I didn’t understand it was psychokinesis at the time, but in my twenties I had emotional outbursts that resulted in electronics breaking or frying. I have witnessed things that most people believe only exist in sci-fi films. I’ve always been a part of these hidden worlds that the ordinary world keeps trying to convince me doesn’t exist. My life has been very scary and extremely magical. Writing has always been my greatest outlet to process all of this. Because I live like telekinesis Matilda on the other side, the whole “societal expectation” thing feels like a sad joke to me.

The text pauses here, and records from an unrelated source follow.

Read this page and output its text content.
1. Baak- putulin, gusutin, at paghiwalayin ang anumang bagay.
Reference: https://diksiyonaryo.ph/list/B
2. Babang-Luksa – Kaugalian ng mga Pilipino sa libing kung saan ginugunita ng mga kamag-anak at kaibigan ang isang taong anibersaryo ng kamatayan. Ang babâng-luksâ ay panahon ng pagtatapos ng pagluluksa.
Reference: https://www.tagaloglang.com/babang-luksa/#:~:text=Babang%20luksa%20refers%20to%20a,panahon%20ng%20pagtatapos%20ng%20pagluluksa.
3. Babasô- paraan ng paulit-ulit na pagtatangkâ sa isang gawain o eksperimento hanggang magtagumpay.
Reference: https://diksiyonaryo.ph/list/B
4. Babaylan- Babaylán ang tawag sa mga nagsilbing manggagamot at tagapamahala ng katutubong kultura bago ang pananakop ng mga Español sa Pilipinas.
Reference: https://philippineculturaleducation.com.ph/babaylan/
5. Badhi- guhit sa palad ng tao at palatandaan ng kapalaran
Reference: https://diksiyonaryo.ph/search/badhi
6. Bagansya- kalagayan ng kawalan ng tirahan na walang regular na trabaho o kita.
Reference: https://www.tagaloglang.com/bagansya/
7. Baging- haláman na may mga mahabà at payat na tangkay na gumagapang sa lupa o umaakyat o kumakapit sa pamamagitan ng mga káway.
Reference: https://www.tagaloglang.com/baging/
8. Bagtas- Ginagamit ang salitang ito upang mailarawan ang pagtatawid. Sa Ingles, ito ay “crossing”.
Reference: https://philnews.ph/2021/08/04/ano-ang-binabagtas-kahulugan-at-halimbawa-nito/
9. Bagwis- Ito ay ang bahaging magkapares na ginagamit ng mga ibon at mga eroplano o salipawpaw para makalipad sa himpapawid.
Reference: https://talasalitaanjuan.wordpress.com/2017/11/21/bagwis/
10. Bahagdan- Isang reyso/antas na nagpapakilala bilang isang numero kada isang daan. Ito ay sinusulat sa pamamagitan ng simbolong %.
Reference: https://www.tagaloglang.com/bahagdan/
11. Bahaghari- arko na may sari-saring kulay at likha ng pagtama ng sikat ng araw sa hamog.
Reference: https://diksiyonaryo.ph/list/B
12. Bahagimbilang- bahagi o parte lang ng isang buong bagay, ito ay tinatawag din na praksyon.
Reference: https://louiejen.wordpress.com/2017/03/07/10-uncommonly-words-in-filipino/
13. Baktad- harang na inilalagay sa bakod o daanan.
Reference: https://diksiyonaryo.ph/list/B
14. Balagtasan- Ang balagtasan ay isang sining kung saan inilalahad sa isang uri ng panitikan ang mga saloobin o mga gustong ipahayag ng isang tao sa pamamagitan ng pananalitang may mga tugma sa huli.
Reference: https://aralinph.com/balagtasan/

This is why I’ve lived a very untraditional life. This is why I’ve been so entrepreneurial. This is why I love the process of creative discovery. For me, it’s about exploring, not the destination. Does this feel good? Do I enjoy this? No? Move on. Yes? Explore. This is how my foot ended up in a stranger’s mouth on a bus. It was enthralling.
The anomalous experiences cracked open my brain at a very young age and made me want to passionately explore as much as possible, the fearlessness fueled my need for grand adventures. That intersection is where Sole Mate fits into all of this. I have rejected a normal life. I like stories where women reject the rules of society, where women lean into fear and the uncertainties of life and emerge stronger, smarter, and more clever.
I love stories where women use their talents to get what they want. I like lead characters who think outside of the shoebox and strap the heels on then head out into the night. Sole Mate isn’t esoteric like a lot of my other content, but it encompasses all the delicious creative risks I’ve ever taken rolled up to one.